There are numerous monuments to Bolivar throughout Peru, but the Plaza San Martin is rightfully dedicated to the man who first fought to wrest Peru from Spain. In the center of the plaza is a large bronze statue of San Martin erected on the hundredth anniversary of Martin's arrival in Peru. On the base of the monument is a statue of Madre Patria, the symbolic mother of Peru. Notice on her head sits a llama. The original commission called for her to have a crown of flames. The Spanish word for flame is llama and clearly something was lost in the translation. The plaza is surrounded on 3 sides by large french-style buildings. One of the more famous of these is the Gran Hotel Bolivar -- famous mostly not for its beautiful architecture but for its luxurious bar and pisco sours (a uniquely Peruvian drink). Before leaving the plaza, we ate lunch at El Estadio Futbol Club -- a delightfully cool (it was a very hot day), soccer-themed restaurant. The food was also good and reasonably priced even though the restaurant was clearly a tourist trap. From the plaza we walked down the pedestrian street Jiron de la Union that connects the Plaza San Martin with the better known Plaza de Armas.
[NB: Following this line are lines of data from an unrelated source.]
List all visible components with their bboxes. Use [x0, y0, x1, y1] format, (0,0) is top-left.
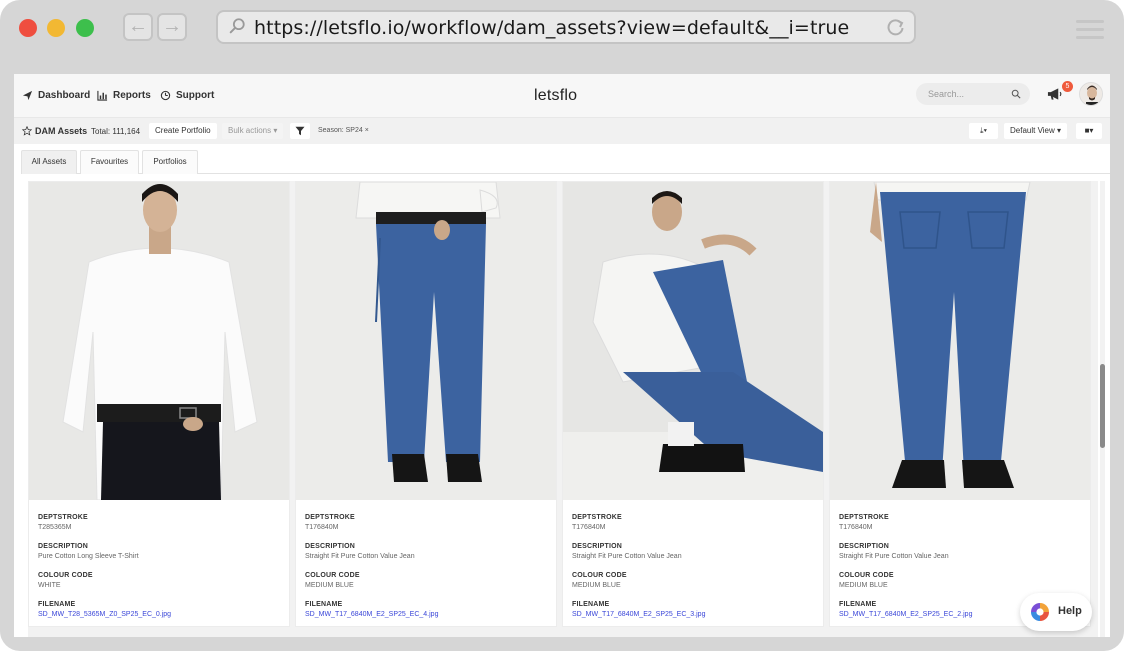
description-label: DESCRIPTION [839, 543, 890, 550]
asset-toolbar: DAM Assets Total: 111,164 Create Portfol… [14, 118, 1110, 144]
colour-code-value: MEDIUM BLUE [839, 582, 888, 589]
help-label: Help [1058, 605, 1082, 617]
nav-reports-label: Reports [113, 90, 151, 101]
nav-dashboard[interactable]: Dashboard [22, 90, 90, 101]
deptstroke-value: T285365M [38, 524, 72, 531]
asset-metadata: DEPTSTROKE T285365M DESCRIPTION Pure Cot… [38, 514, 283, 630]
deptstroke-label: DEPTSTROKE [305, 514, 355, 521]
description-value: Pure Cotton Long Sleeve T-Shirt [38, 553, 139, 560]
tab-portfolios[interactable]: Portfolios [142, 150, 198, 174]
deptstroke-value: T176840M [305, 524, 339, 531]
deptstroke-label: DEPTSTROKE [839, 514, 889, 521]
filename-link[interactable]: SD_MW_T17_6840M_E2_SP25_EC_3.jpg [572, 611, 817, 620]
asset-metadata: DEPTSTROKE T176840M DESCRIPTION Straight… [305, 514, 550, 630]
nav-dashboard-label: Dashboard [38, 90, 91, 101]
colour-code-value: MEDIUM BLUE [305, 582, 354, 589]
filename-link[interactable]: SD_MW_T17_6840M_E2_SP25_EC_4.jpg [305, 611, 550, 620]
close-window-button[interactable] [19, 19, 37, 37]
description-label: DESCRIPTION [38, 543, 89, 550]
support-icon [160, 90, 171, 101]
asset-card[interactable]: DEPTSTROKE T176840M DESCRIPTION Straight… [562, 181, 824, 627]
search-icon [1011, 89, 1021, 99]
model-jeans-standing-image [296, 182, 556, 500]
app-logo[interactable]: letsflo [534, 87, 577, 105]
deptstroke-label: DEPTSTROKE [38, 514, 88, 521]
model-tshirt-image [29, 182, 289, 500]
arrow-right-icon: → [162, 15, 182, 37]
arrow-left-icon: ← [128, 15, 148, 37]
filename-label: FILENAME [572, 601, 610, 608]
description-value: Straight Fit Pure Cotton Value Jean [305, 553, 415, 560]
total-count: Total: 111,164 [91, 127, 141, 136]
browser-window: ← → https://letsflo.io/workflow/dam_asse… [0, 0, 1124, 651]
asset-card[interactable]: DEPTSTROKE T285365M DESCRIPTION Pure Cot… [28, 181, 290, 627]
asset-card[interactable]: DEPTSTROKE T176840M DESCRIPTION Straight… [295, 181, 557, 627]
filter-icon [295, 126, 305, 136]
search-placeholder: Search... [928, 89, 965, 99]
bar-chart-icon [97, 90, 108, 101]
asset-photo[interactable] [563, 182, 823, 500]
maximize-window-button[interactable] [76, 19, 94, 37]
tab-all-assets[interactable]: All Assets [21, 150, 77, 174]
star-icon[interactable] [22, 126, 32, 136]
asset-tabs: All Assets Favourites Portfolios [21, 150, 1110, 174]
browser-chrome: ← → https://letsflo.io/workflow/dam_asse… [0, 0, 1124, 58]
filter-button[interactable] [290, 123, 310, 139]
send-icon [22, 90, 33, 101]
asset-grid: DEPTSTROKE T285365M DESCRIPTION Pure Cot… [28, 181, 1098, 637]
deptstroke-label: DEPTSTROKE [572, 514, 622, 521]
filename-label: FILENAME [305, 601, 343, 608]
filename-link[interactable]: SD_MW_T28_5365M_Z0_SP25_EC_0.jpg [38, 611, 283, 620]
asset-metadata: DEPTSTROKE T176840M DESCRIPTION Straight… [572, 514, 817, 630]
nav-support-label: Support [176, 90, 215, 101]
deptstroke-value: T176840M [572, 524, 606, 531]
deptstroke-value: T176840M [839, 524, 873, 531]
nav-reports[interactable]: Reports [97, 90, 151, 101]
help-button[interactable]: Help [1020, 593, 1092, 631]
colour-code-value: MEDIUM BLUE [572, 582, 621, 589]
reload-icon[interactable] [886, 17, 906, 37]
colour-code-label: COLOUR CODE [305, 572, 360, 579]
view-mode-menu-button[interactable]: ■▾ [1076, 123, 1102, 139]
season-filter-chip[interactable]: Season: SP24 × [318, 127, 369, 134]
description-value: Straight Fit Pure Cotton Value Jean [839, 553, 949, 560]
asset-photo[interactable] [830, 182, 1090, 500]
search-input[interactable]: Search... [916, 83, 1030, 105]
user-avatar[interactable] [1079, 82, 1103, 106]
nav-support[interactable]: Support [160, 90, 214, 101]
minimize-window-button[interactable] [47, 19, 65, 37]
app-viewport: Dashboard Reports Support letsflo Search… [14, 74, 1110, 637]
model-jeans-back-image [830, 182, 1090, 500]
bulk-actions-dropdown[interactable]: Bulk actions ▾ [222, 123, 284, 139]
browser-menu-icon[interactable] [1076, 20, 1104, 44]
search-icon [229, 18, 245, 34]
model-jeans-seated-image [563, 182, 823, 500]
dam-assets-title: DAM Assets [22, 126, 87, 136]
dam-assets-label: DAM Assets [35, 126, 88, 136]
colour-code-label: COLOUR CODE [839, 572, 894, 579]
asset-card[interactable]: DEPTSTROKE T176840M DESCRIPTION Straight… [829, 181, 1091, 627]
url-text[interactable]: https://letsflo.io/workflow/dam_assets?v… [254, 17, 849, 39]
asset-photo[interactable] [296, 182, 556, 500]
asset-photo[interactable] [29, 182, 289, 500]
colour-code-label: COLOUR CODE [38, 572, 93, 579]
megaphone-icon[interactable] [1047, 87, 1062, 101]
filename-label: FILENAME [38, 601, 76, 608]
top-navigation: Dashboard Reports Support letsflo Search… [14, 74, 1110, 118]
address-bar[interactable]: https://letsflo.io/workflow/dam_assets?v… [216, 10, 916, 44]
default-view-dropdown[interactable]: Default View ▾ [1004, 123, 1068, 139]
colour-code-label: COLOUR CODE [572, 572, 627, 579]
tab-favourites[interactable]: Favourites [80, 150, 139, 174]
colour-code-value: WHITE [38, 582, 61, 589]
create-portfolio-button[interactable]: Create Portfolio [149, 123, 217, 139]
description-label: DESCRIPTION [572, 543, 623, 550]
back-button[interactable]: ← [123, 13, 153, 41]
scrollbar-thumb[interactable] [1100, 364, 1105, 448]
forward-button[interactable]: → [157, 13, 187, 41]
description-label: DESCRIPTION [305, 543, 356, 550]
download-menu-button[interactable]: ⤓▾ [969, 123, 998, 139]
help-logo-icon [1031, 603, 1049, 621]
notification-badge: 5 [1062, 81, 1073, 92]
description-value: Straight Fit Pure Cotton Value Jean [572, 553, 682, 560]
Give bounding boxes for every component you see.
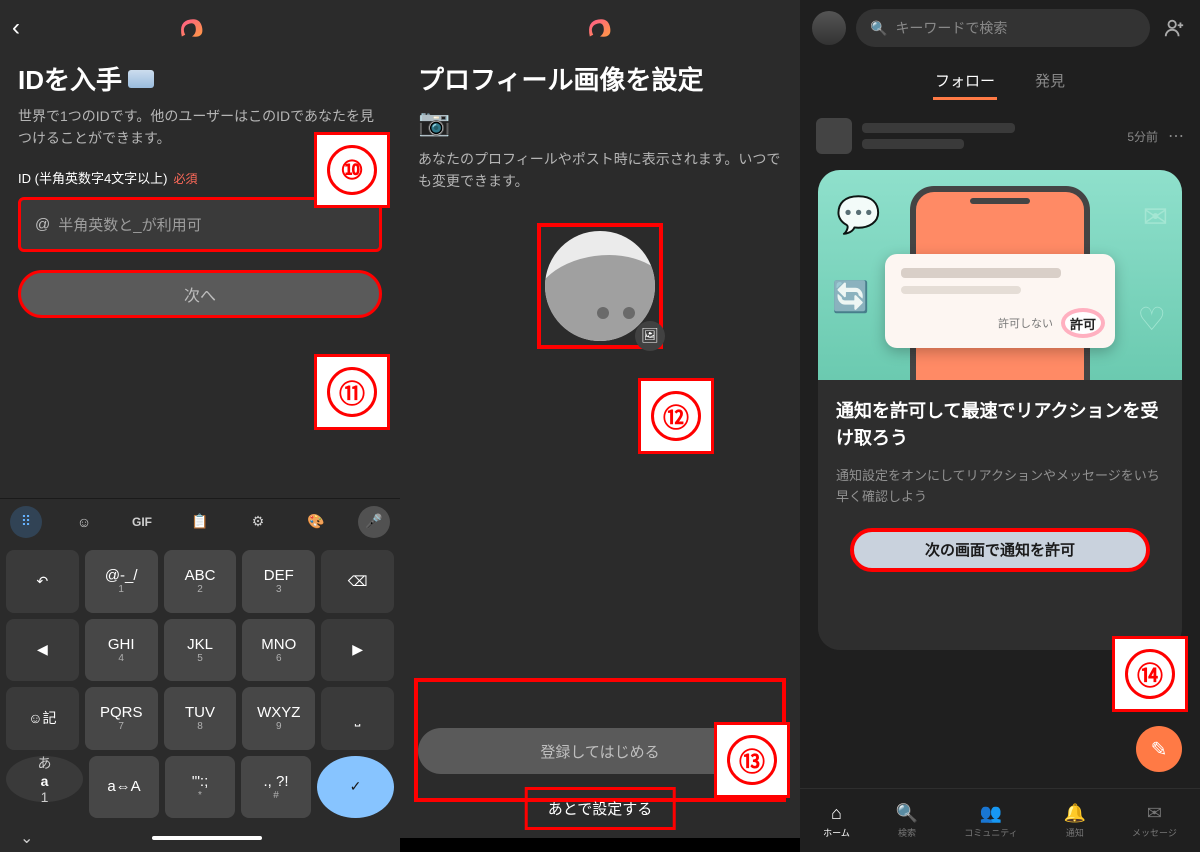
back-icon[interactable]: ‹ [12, 14, 20, 42]
message-icon: ✉ [1143, 802, 1165, 824]
popup-allow: 許可 [1061, 308, 1105, 338]
search-placeholder: キーワードで検索 [895, 18, 1007, 38]
key-8[interactable]: TUV8 [164, 687, 237, 750]
mic-icon[interactable]: 🎤 [358, 506, 390, 538]
set-later-button[interactable]: あとで設定する [525, 787, 676, 830]
key-5[interactable]: JKL5 [164, 619, 237, 682]
app-logo-icon [175, 11, 209, 45]
title-text: IDを入手 [18, 60, 122, 97]
feed-item[interactable]: 5分前 ⋯ [800, 108, 1200, 164]
post-time: 5分前 [1127, 128, 1158, 145]
card-title: 通知を許可して最速でリアクションを受け取ろう [836, 398, 1164, 452]
key-punct1[interactable]: '":;* [165, 756, 235, 819]
key-6[interactable]: MNO6 [242, 619, 315, 682]
key-4[interactable]: GHI4 [85, 619, 158, 682]
header: 🔍 キーワードで検索 [800, 0, 1200, 56]
bottom-tabbar: ⌂ホーム 🔍検索 👥コミュニティ 🔔通知 ✉メッセージ [800, 788, 1200, 852]
card-description: 通知設定をオンにしてリアクションやメッセージをいち早く確認しよう [836, 466, 1164, 508]
at-prefix: @ [35, 216, 50, 233]
app-logo-icon [583, 11, 617, 45]
sticker-icon[interactable]: ☺ [68, 506, 100, 538]
key-right[interactable]: ▶ [321, 619, 394, 682]
user-avatar[interactable] [812, 11, 846, 45]
popup-deny: 許可しない [998, 315, 1053, 331]
key-left[interactable]: ◀ [6, 619, 79, 682]
bell-icon: 🔔 [1064, 802, 1086, 824]
allow-notifications-button[interactable]: 次の画面で通知を許可 [850, 528, 1150, 572]
key-1[interactable]: @-_/1 [85, 550, 158, 613]
soft-keyboard[interactable]: ⠿ ☺ GIF 📋 ⚙ 🎨 🎤 ↶ @-_/1 ABC2 DEF3 ⌫ ◀ GH… [0, 498, 400, 852]
key-9[interactable]: WXYZ9 [242, 687, 315, 750]
post-preview-lines [862, 123, 1117, 149]
camera-icon: 📷 [418, 107, 782, 138]
key-punct2[interactable]: ., ?!# [241, 756, 311, 819]
add-photo-icon[interactable]: 🖼 [635, 321, 665, 351]
add-person-icon[interactable] [1160, 14, 1188, 42]
keyboard-toolbar: ⠿ ☺ GIF 📋 ⚙ 🎨 🎤 [0, 498, 400, 544]
id-card-icon [128, 70, 154, 88]
palette-icon[interactable]: 🎨 [300, 506, 332, 538]
annotation-10: ⑩ [314, 132, 390, 208]
key-undo[interactable]: ↶ [6, 550, 79, 613]
clipboard-icon[interactable]: 📋 [184, 506, 216, 538]
search-icon: 🔍 [896, 802, 918, 824]
header: ‹ [0, 0, 400, 56]
tab-notifications[interactable]: 🔔通知 [1064, 802, 1086, 839]
notification-permission-card: 💬 🔄 ✉ ♡ 許可しない 許可 通知を許可して最速でリアクションを受け取ろう … [818, 170, 1182, 650]
avatar-placeholder [545, 231, 655, 341]
key-space[interactable]: ⎵ [321, 687, 394, 750]
gear-icon[interactable]: ⚙ [242, 506, 274, 538]
key-7[interactable]: PQRS7 [85, 687, 158, 750]
avatar-upload[interactable]: 🖼 [537, 223, 663, 349]
tab-home[interactable]: ⌂ホーム [823, 802, 850, 839]
annotation-12: ⑫ [638, 378, 714, 454]
annotation-13: ⑬ [714, 722, 790, 798]
key-shift[interactable]: a⇔A [89, 756, 159, 819]
card-illustration: 💬 🔄 ✉ ♡ 許可しない 許可 [818, 170, 1182, 380]
page-title: プロフィール画像を設定 [400, 56, 800, 101]
annotation-11: ⑪ [314, 354, 390, 430]
feed-tabs: フォロー 発見 [800, 56, 1200, 108]
tab-community[interactable]: 👥コミュニティ [964, 802, 1017, 839]
more-icon[interactable]: ⋯ [1168, 126, 1184, 146]
pane-profile-image: プロフィール画像を設定 📷 あなたのプロフィールやポスト時に表示されます。いつで… [400, 0, 800, 852]
post-avatar [816, 118, 852, 154]
pane-feed-notif: 🔍 キーワードで検索 フォロー 発見 5分前 ⋯ 💬 🔄 ✉ ♡ 許可しない 許… [800, 0, 1200, 852]
home-icon: ⌂ [825, 802, 847, 824]
compose-fab[interactable]: ✎ [1136, 726, 1182, 772]
tab-messages[interactable]: ✉メッセージ [1132, 802, 1177, 839]
community-icon: 👥 [980, 802, 1002, 824]
annotation-14: ⑭ [1112, 636, 1188, 712]
tab-search[interactable]: 🔍検索 [896, 802, 918, 839]
key-enter[interactable]: ✓ [317, 756, 394, 819]
grid-icon[interactable]: ⠿ [10, 506, 42, 538]
key-backspace[interactable]: ⌫ [321, 550, 394, 613]
gif-icon[interactable]: GIF [126, 506, 158, 538]
tab-discover[interactable]: 発見 [1033, 64, 1067, 100]
id-placeholder: 半角英数と_が利用可 [58, 214, 201, 235]
key-2[interactable]: ABC2 [164, 550, 237, 613]
key-3[interactable]: DEF3 [242, 550, 315, 613]
subtitle: あなたのプロフィールやポスト時に表示されます。いつでも変更できます。 [400, 144, 800, 193]
next-button[interactable]: 次へ [18, 270, 382, 318]
pane-id-setup: ‹ IDを入手 世界で1つのIDです。他のユーザーはこのIDであなたを見つけるこ… [0, 0, 400, 852]
search-icon: 🔍 [870, 20, 887, 37]
search-input[interactable]: 🔍 キーワードで検索 [856, 9, 1150, 47]
page-title: IDを入手 [0, 56, 400, 101]
permission-popup: 許可しない 許可 [885, 254, 1115, 348]
tab-follow[interactable]: フォロー [933, 64, 997, 100]
key-emoji[interactable]: ☺記 [6, 687, 79, 750]
required-badge: 必須 [174, 172, 198, 186]
header [400, 0, 800, 56]
key-lang[interactable]: あa1 [6, 756, 83, 802]
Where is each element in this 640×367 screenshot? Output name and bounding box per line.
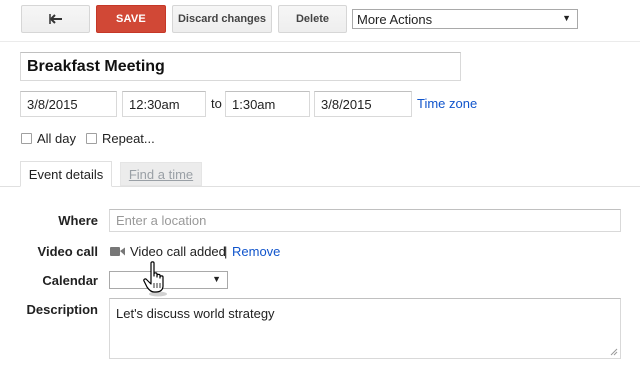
calendar-label: Calendar	[42, 273, 98, 288]
back-button[interactable]	[21, 5, 90, 33]
video-camera-icon	[110, 247, 125, 256]
save-button[interactable]: SAVE	[96, 5, 166, 33]
video-call-status: Video call added	[130, 244, 226, 259]
description-value: Let's discuss world strategy	[116, 306, 275, 321]
dropdown-arrow-icon: ▼	[562, 13, 571, 23]
discard-changes-button[interactable]: Discard changes	[172, 5, 272, 33]
delete-button[interactable]: Delete	[278, 5, 347, 33]
start-date-input[interactable]: 3/8/2015	[20, 91, 117, 117]
repeat-checkbox[interactable]	[86, 133, 97, 144]
where-placeholder: Enter a location	[116, 213, 207, 228]
start-time-input[interactable]: 12:30am	[122, 91, 206, 117]
where-input[interactable]: Enter a location	[109, 209, 621, 232]
description-textarea[interactable]: Let's discuss world strategy	[109, 298, 621, 359]
repeat-label: Repeat...	[102, 131, 155, 146]
resize-handle-icon[interactable]	[610, 348, 618, 356]
description-label: Description	[26, 302, 98, 317]
time-zone-link[interactable]: Time zone	[417, 96, 477, 111]
all-day-label: All day	[37, 131, 77, 146]
more-actions-select[interactable]: More Actions ▼	[352, 9, 578, 29]
remove-video-call-link[interactable]: Remove	[232, 244, 280, 259]
hand-pointer-icon	[143, 261, 167, 297]
all-day-checkbox[interactable]	[21, 133, 32, 144]
video-call-label: Video call	[37, 244, 98, 259]
video-call-separator: |	[224, 244, 228, 259]
dropdown-arrow-icon: ▼	[212, 274, 221, 284]
end-time-input[interactable]: 1:30am	[225, 91, 310, 117]
where-label: Where	[58, 213, 98, 228]
event-title-input[interactable]: Breakfast Meeting	[20, 52, 461, 81]
back-arrow-icon	[48, 14, 62, 24]
to-label: to	[211, 96, 222, 111]
tab-event-details[interactable]: Event details	[20, 161, 112, 187]
end-date-input[interactable]: 3/8/2015	[314, 91, 412, 117]
tab-find-a-time[interactable]: Find a time	[120, 162, 202, 186]
toolbar-divider	[0, 41, 640, 42]
more-actions-value: More Actions	[357, 11, 433, 27]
Along the way we passed Iglesia de la Merced, the first house of worship built in Lima. It was built by Hernando Pizarro (brother of Francisco Pizarro, the Spanish explorer who conquered the Incas and founded Lima in 1535) on the site where religious services were first held. The current structure was finished in 1704 and the facade was built in the baroque style. The interior of the church is equally intricate but too dark for our camera to do it justice. After the church, we visited the Correo Central (the post office). The exterior is surprisingly intricate and reminded us of the Old Post Office in Washington, DC which I have always thought looked more like a Gothic cathedral than a place to buy stamps. There is a small museum in the building, but it was underwhelming at best.